From the Los Angeles Times
Southern California is becoming a tight fit
As more apartments and condos are built, traffic won't be the region's only kind of jam. By Sharon Bernstein Times Staff Writer
August 6, 2007
When Bing Crosby crooned that he would settle down and "make the San Fernando Valley my home," he wasn't singing about apartments.
The Southern California dream back then exemplified by the World War II-era tracts popping up in the Valley and other places was of an affordable single-family home, a little house on a patch of green where kids could play out back.
But today, construction of condos and apartments is rapidly overtaking that of single-family residences, even in suburbs known for spread-out living.
It's part of a broader shift to urbanized living in Southern California, a change that brings with it significantly higher density and concerns about overcrowding and traffic.
Consider the Valley: In the 1940s, developers there and throughout the region were putting up houses wherever they could, plowing under vegetable fields and planting that dream along streets and cul-de-sacs.
But over the last six years, Los Angeles has approved more than 14,000 condos and apartments for construction in the San Fernando Valley, according to city records, nearly three times the number of single-family residences.
It's a trend that is mirrored throughout the region, and it is expected to intensify as Southern California stretches to accommodate a crush of 6.3 million new residents over the next 30 years.

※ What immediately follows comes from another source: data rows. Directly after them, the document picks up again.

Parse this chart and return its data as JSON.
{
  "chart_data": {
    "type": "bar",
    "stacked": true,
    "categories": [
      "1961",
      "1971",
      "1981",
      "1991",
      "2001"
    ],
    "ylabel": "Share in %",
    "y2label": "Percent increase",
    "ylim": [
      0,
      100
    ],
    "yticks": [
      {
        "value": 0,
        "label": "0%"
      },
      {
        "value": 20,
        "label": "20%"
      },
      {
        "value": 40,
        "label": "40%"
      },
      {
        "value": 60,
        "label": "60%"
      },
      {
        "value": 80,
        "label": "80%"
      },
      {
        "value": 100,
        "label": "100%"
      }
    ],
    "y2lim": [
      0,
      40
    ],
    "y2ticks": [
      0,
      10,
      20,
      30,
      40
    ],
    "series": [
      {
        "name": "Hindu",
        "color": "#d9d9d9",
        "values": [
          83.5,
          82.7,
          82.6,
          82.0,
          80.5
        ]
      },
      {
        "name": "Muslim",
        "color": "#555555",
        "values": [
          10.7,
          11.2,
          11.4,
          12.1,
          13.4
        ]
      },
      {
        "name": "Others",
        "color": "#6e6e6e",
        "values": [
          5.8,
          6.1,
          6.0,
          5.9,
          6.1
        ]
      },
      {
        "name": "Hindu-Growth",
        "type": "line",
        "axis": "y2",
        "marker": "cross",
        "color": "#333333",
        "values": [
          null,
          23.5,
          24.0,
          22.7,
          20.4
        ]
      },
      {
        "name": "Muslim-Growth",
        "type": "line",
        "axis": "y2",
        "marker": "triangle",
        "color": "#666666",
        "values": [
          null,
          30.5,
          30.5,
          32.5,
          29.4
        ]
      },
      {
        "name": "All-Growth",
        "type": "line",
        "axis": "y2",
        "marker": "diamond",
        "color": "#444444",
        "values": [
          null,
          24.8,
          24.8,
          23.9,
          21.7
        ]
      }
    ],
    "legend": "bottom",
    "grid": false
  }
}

So many new apartments will be built that by 2035, the number of multi-family dwellings under construction will outstrip the number of single-family residences two to one, according to projections by the Southern California Assn. of Governments.
The shift is starkly obvious in Los Angeles County, where 60% of residences built in 1993 were single-family. Last year in the county, 38% of residential construction was single-family and 62% was apartments and condos.
The increase in apartment and condominium dwellings will dramatically reshape the way people live in Southern California, heralding an era of increasing urbanization for residents used to suburbia.
Even in such traditionally wide-open areas as Riverside and Orange counties, the number of permits issued for multi-family housing has nearly tripled since 1999.